Sonra parmak uçlarıyla Reyhan'ın beline dokundu. Reyhan mırıldandı ve uykulu bir sesle :

"Mmm...Yine mi başlıyoruz? Doymadın mı kadınına?"

Mehmet hafifçe güldü ve heyecanlı bir sesle "Güne birbirimizi severek başlamak iyi gelir... Hem sana doyum olmaz ki. Doymam asla sana ve seninkine..."
Reyhan gözlerini aralayarak ona baktı, dudaklarındaki kurnaz bir gülümsemeyle

"Seninle her sabah başlasın." dedi, elini Mehmet'in yanağına koyarak "Ama önce... bir öpücük borçlusun."

Mehmet dudaklarını Reyhan'ın dudaklarına yerleştirdi. Bu öpücük önce yavaş ilerledi, sonra içten ve derinleşen bir öpücüğe dönüştü. Reyhan çarşafı üstünden attı, çıplak vücudu Mehmet'in tenine değdiğinde içinden bir ürperti geçti. Ama bu tutku ve şehvetin ürpertisiydi. Bu öpücükle yeni bir gün başlıyordu ama tutkuları dün geceden kalma gibi diri ve canlıydı.

Mehmet, onun vücudunun kıvrımlarına yeniden dokunurken, Reyhan başını geri atıp:

"Sabahları seninle sevişmek... Kahveden bile daha uyarıcı" diye fısıldadı.

Mehmet, Reyhan'ın gözlerinin içine büyük bir tutkuyla baktı. "Seninle her sabah, bir mucize gibi geliyor bana" dedi sessizce. Reyhan'ın kalbi hızlandı; bu sadece tutkudan değil, hissettiklerinden de kaynaklanıyordu. Onlar sadece tenlerini değil, ruhlarını da seviyorlardı.

Reyhan, onun göğsüne yaslanarak derin bir nefes aldı. "Burada, senin yanında... başka hiçbir şeyin önemi yok" dedi yavaşça. Mehmet eliyle onun saçlarını okşarken başını usulca öptü. Sonra yanağına dokunduğunda Reyhan gözlerini kapadı, bir huzur yayıldı bedenine.

Mehmet kıkırdayarak, "Kahvaltıyı mı yapalım önce, yoksa seni mi?" dedi alttan alttan flörtöz bir sesle.

Reyhan gülümseyip boynuna uzandı, hafifçe ısırdı. "İkisini birleştir bence... balı da unutma."

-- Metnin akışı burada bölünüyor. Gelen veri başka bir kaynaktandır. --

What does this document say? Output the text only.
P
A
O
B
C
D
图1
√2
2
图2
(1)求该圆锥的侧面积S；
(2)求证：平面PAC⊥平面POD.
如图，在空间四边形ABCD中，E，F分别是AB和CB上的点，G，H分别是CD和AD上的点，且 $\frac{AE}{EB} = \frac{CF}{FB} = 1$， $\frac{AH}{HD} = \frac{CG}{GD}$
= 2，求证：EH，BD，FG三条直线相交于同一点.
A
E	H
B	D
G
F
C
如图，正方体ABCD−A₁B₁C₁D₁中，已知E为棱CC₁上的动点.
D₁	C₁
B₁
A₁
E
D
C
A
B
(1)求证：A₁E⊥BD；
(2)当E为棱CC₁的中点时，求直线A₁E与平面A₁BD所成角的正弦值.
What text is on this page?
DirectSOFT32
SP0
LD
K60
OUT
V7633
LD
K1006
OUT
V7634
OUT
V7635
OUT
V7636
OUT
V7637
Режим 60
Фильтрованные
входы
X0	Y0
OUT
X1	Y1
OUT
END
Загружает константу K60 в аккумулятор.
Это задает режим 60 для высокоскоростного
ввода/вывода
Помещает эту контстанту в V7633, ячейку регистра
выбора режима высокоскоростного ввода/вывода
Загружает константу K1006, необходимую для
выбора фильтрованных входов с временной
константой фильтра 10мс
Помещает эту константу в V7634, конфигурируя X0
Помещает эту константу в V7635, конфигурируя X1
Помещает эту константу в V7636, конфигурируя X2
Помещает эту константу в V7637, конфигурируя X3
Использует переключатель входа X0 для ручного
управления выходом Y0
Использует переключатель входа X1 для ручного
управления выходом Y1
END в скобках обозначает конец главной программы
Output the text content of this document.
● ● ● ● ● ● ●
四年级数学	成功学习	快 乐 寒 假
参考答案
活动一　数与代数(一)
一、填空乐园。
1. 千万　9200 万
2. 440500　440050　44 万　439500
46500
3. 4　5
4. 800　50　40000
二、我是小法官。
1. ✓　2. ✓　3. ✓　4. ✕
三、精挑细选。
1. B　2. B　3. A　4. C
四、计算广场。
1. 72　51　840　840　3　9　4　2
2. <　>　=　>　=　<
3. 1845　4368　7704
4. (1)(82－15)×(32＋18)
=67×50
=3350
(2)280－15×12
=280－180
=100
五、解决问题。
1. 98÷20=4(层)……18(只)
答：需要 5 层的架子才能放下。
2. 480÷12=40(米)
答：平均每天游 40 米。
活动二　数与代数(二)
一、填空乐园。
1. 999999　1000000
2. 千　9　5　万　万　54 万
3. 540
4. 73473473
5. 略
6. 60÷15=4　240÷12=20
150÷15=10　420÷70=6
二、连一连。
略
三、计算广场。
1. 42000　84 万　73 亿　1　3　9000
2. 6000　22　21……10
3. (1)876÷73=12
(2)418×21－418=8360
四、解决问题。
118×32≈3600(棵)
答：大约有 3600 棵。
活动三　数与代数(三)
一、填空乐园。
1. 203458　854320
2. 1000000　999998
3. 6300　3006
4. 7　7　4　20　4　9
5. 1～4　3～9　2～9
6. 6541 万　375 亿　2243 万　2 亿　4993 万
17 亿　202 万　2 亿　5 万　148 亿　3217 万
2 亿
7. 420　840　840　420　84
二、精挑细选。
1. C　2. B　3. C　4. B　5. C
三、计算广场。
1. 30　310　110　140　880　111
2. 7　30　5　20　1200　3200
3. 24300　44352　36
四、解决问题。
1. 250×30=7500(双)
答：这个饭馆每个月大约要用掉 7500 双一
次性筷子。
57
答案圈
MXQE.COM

Mehmet aniden çadıra uzandığı çantasından kavanozda kalan balı çıkardı. Parmak ucuyla alıp Reyhan'ın memelerinin ucuna sürdü. Reyhan hafifçe irkildi ama o an gözlerindeki kıvılcım tekrar parladı. Mehmet, balı yavaşça yalamaya başladı. Ardından emmeye... Her yeri, tek tek, ağır ağır... Reyhan'ın nefesi kesiliyor, teni titriyordu.

Sabah güneşi çadırın ince kumaşından içeri sızarken, Mehmet'in dokunuşları Reyhan'ın vücudunu yeniden keşfetmeye başladı. Ama bu sefer hızlı ya da vahşi değildi. Tam tersi her şey usulca, hissederek, daha çok sevgiyle... Daha çok derinlikle oluyordu.

Reyhan, Mehmet'in emmelerine karşılık zevk alarak

"Ahhh... Mehmet..."

O anlarda, her şey sessizliğe bürünmüştü. Kuş cıvıltıları, rüzgârın çadırı hışırdatışı, hepsi bir fon gibi arka planda kalmıştı. Mehmet, Reyhan'ı yavaşça yere uzattı. Karşısında süt beyazı vücudu, güneşin ilk ışıklarına karışmış gibi parlıyordu.